Zowel in 2023 als in 2024 wordt uitgegaan van technische correcties bij kredieten die voorzien zijn maar niet volledig nodig zullen zijn en van een zekere onderbenutting van voorziene kredieten. Onderbenutting ontstaat doordat bepaalde kredieten niet volledig gebruikt worden in de loop van het jaar, bijvoorbeeld omdat het tijd vraagt om nieuwe beleidsinitiatieven - die structureel verankerd werden binnen de begroting van de ziekteverzekering – ​ te implementeren. Voor 2024 gaan we binnen het budget voor gezondheidszorg uit van een onderbenutting van 193 miljoen euro (in 2023 gingen we uit van een onderbenutting van 115 miljoen euro). ​ Onderbenutting betekent dat de overheid in een bepaald jaar minder uitgeeft dan gepland en zo dus helpt bij de beheersing van de overheidsfinanciën, maar onderbenutting betekent niet dat initiatieven moeten wachten, laat staan dat patiënten zouden moeten wachten.
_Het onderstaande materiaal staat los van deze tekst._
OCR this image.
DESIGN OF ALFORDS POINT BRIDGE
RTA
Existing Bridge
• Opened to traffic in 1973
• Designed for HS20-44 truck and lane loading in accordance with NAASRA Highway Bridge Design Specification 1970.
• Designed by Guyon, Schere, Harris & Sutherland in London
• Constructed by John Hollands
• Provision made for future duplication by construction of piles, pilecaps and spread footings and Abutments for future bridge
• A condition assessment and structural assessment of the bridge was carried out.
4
Zoals hoger uitgelegd ontstaat onderbenutting vooral doordat de uitrol van nieuwe initiatieven tijd vraagt, waardoor de volledige budgettaire impact pas met een jaar vertraging zichtbaar wordt.

Naast onderbenutting zijn er ook besparingen gepland. In overleg met de apothekers willen we de mogelijkheid creëren om geneesmiddelen per dosis voor te schrijven en af te leveren. We mikken daarbij in de eerste plaats op het voorschrijven en afleveren van antibiotica. Dit doelmatig gebruik van geneesmiddelen levert 7,8 miljoen euro op. ​

Deze legislatuur werd de farmaceutische sector een besparingstraject opgelegd ten belope van 250 miljoen euro (over het hele traject). ​ Voor 2024 wordt een bijkomende besparing gevraagd van 33 miljoen euro in het kader van onder meer prijsdalingen van oude geneesmiddelen.